Mr. Farmer later launched an action for malicious prosecution. In it, he claimed the Director of Public Prosecutions and the Police took him to court without reasonable cause and without properly investigating and assessing the facts.

Among his complaints were that they failed to take account of flaws in the eyewitness statement founding the prosecution and that a Police officer told him while he was in custody that he believed him to be guilty.

Mr. Farmer also claimed the Police failed to check his alibi statement and potential witnesses in support of it, and failed to inform him before trial that DNA analysis of a blood sample did not implicate him.

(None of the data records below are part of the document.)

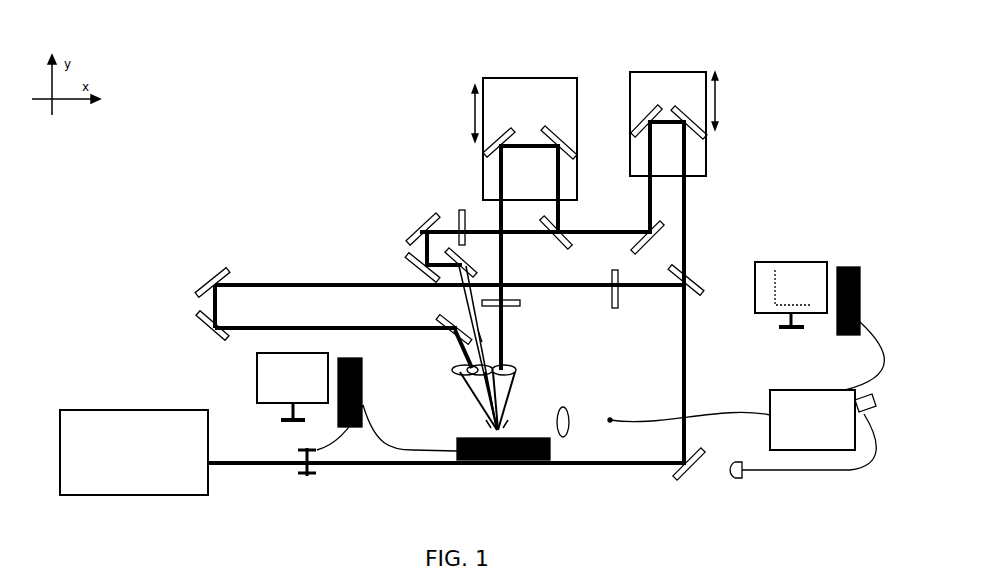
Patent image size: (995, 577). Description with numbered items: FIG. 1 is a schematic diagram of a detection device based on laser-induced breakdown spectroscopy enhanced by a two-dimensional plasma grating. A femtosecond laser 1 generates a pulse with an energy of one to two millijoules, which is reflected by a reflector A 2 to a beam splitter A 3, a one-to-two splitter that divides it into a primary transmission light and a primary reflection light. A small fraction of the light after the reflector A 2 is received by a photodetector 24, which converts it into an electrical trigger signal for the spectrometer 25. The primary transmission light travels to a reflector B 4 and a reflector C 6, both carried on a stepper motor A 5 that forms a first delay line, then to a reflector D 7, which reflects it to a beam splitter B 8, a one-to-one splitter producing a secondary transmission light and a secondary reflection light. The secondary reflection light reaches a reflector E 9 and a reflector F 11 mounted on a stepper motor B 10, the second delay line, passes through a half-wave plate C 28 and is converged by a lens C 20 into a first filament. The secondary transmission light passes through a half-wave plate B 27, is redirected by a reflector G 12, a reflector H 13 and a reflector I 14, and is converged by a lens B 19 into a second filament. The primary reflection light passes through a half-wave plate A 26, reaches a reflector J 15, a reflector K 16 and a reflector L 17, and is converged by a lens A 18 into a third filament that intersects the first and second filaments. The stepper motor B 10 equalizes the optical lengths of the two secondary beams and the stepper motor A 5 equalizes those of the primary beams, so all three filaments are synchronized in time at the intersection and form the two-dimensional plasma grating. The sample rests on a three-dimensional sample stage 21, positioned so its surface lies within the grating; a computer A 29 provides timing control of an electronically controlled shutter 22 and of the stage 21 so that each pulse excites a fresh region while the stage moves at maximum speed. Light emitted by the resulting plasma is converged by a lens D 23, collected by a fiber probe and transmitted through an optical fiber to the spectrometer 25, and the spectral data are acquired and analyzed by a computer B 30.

The femtosecond laser 1 is at (134, 452).
The reflector A 2 is at (680, 480).
The beam splitter A 3 is at (700, 295).
The reflector B 4 is at (711, 136).
The stepper motor A 5 is at (688, 72).
The reflector C 6 is at (637, 135).
The reflector D 7 is at (645, 250).
The beam splitter B 8 is at (557, 246).
The reflector E 9 is at (577, 158).
The stepper motor B 10 is at (520, 77).
The reflector F 11 is at (487, 156).
The reflector G 12 is at (412, 238).
The reflector H 13 is at (425, 281).
The reflector I 14 is at (476, 262).
The reflector J 15 is at (214, 268).
The reflector K 16 is at (214, 342).
The reflector L 17 is at (450, 337).
The lens A 18 is at (457, 373).
The lens B 19 is at (487, 332).
The lens C 20 is at (510, 376).
The three-dimensional sample stage 21 is at (489, 462).
The electronically controlled shutter 22 is at (306, 477).
The lens D 23 is at (567, 435).
The photodetector 24 is at (733, 481).
The spectrometer 25 is at (746, 396).
The half-wave plate A 26 is at (612, 308).
The half-wave plate B 27 is at (458, 215).
The half-wave plate C 28 is at (514, 306).
The computer A 29 is at (272, 406).
The computer B 30 is at (768, 315).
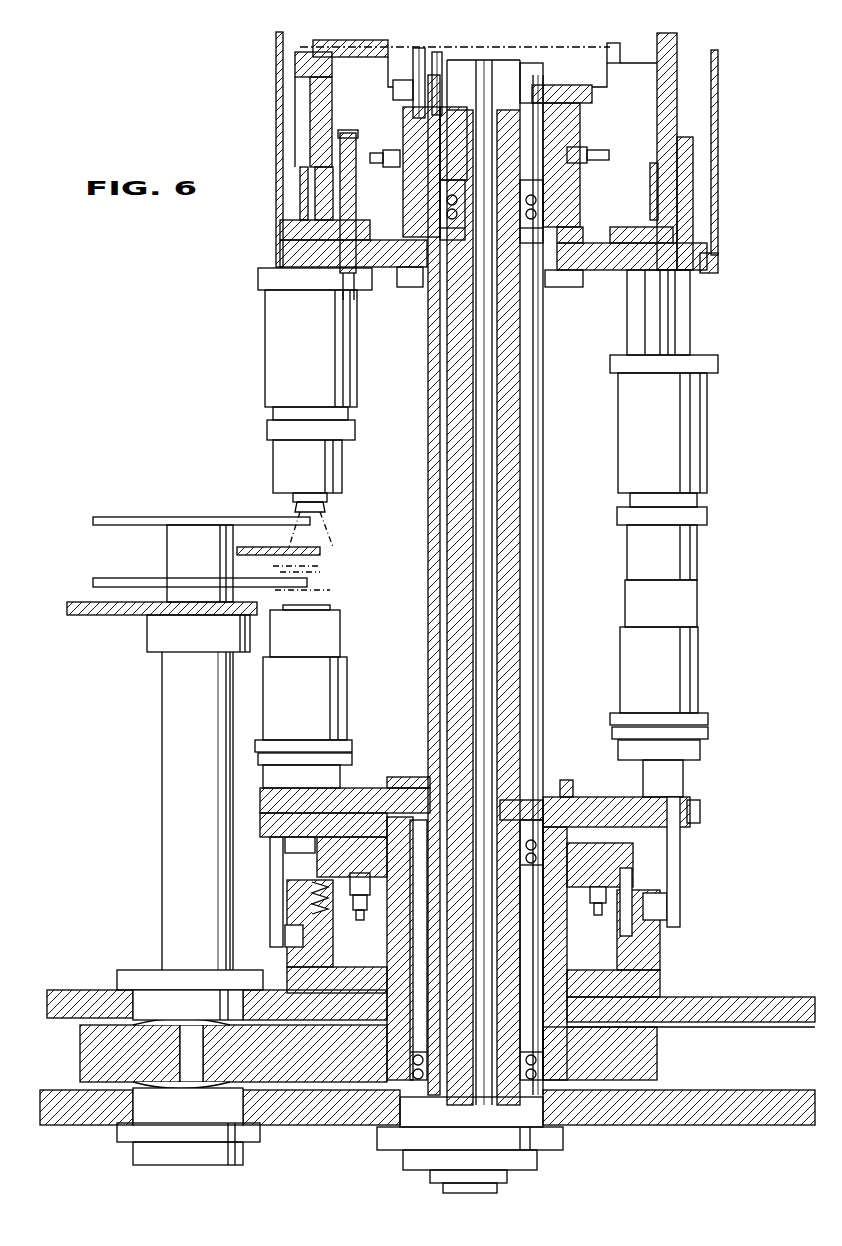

The malicious prosecution case was struck out by the Supreme Court in February 2007 and Mr. Farmer lost an appeal in June this year.

The Court of Appeal said that malice – something that goes beyond negligence in the eyes of the law – had not been proven.

Mr. Farmer described that outcome as disappointing, and told this newspaper he was still waiting for a decision on the complaint he lodged against the Police more than four years after filing it.

That accused the investigating officers of failing in their duty to investigate properly, which led to him enduring what he described as: "Six months of lurid headlines, five court appearances, legal fees and all the resulting personal anxiety."

The PCA suspended its investigation pending the other legal proceedings, but revisited it after returning from its summer break in September.

As a result, Mr. Farmer has received a copy of a letter sent by PCA chairman Michelle St. Jane to Inspector Na'imah Williams, the officer in charge of complaints and discipline at the Police, on October 6.

Ms St. Jane wrote that the PCA "resolved that it is in the public interest that it recommend discipline as this complaint rests on abuse of process and shows glaring inadequacies in the Police investigation. Furthermore, the Police Complaints Authority strongly recommends an immediate formal apology be made to the complainant for what he has endured."

She asked for information regarding the identification process used in the investigation, repeating her request and recommendations in a similar letter to Michael DeSilva, Deputy Commissioner of Police, on November 3.

Mr. Farmer said he has heard no more since, but welcomed the contents of the letters, saying: "Reading the language, I thought it sounds like a bit of progress here. An apology would be part of it, as long as it's public apology.

"I think on behalf of the general public it's important that there's some correct action taken... the general understanding is that if there's an offence committed, then the Police actually investigate rather than just leap to a conclusion."

A Police spokesman declined an invitation to comment.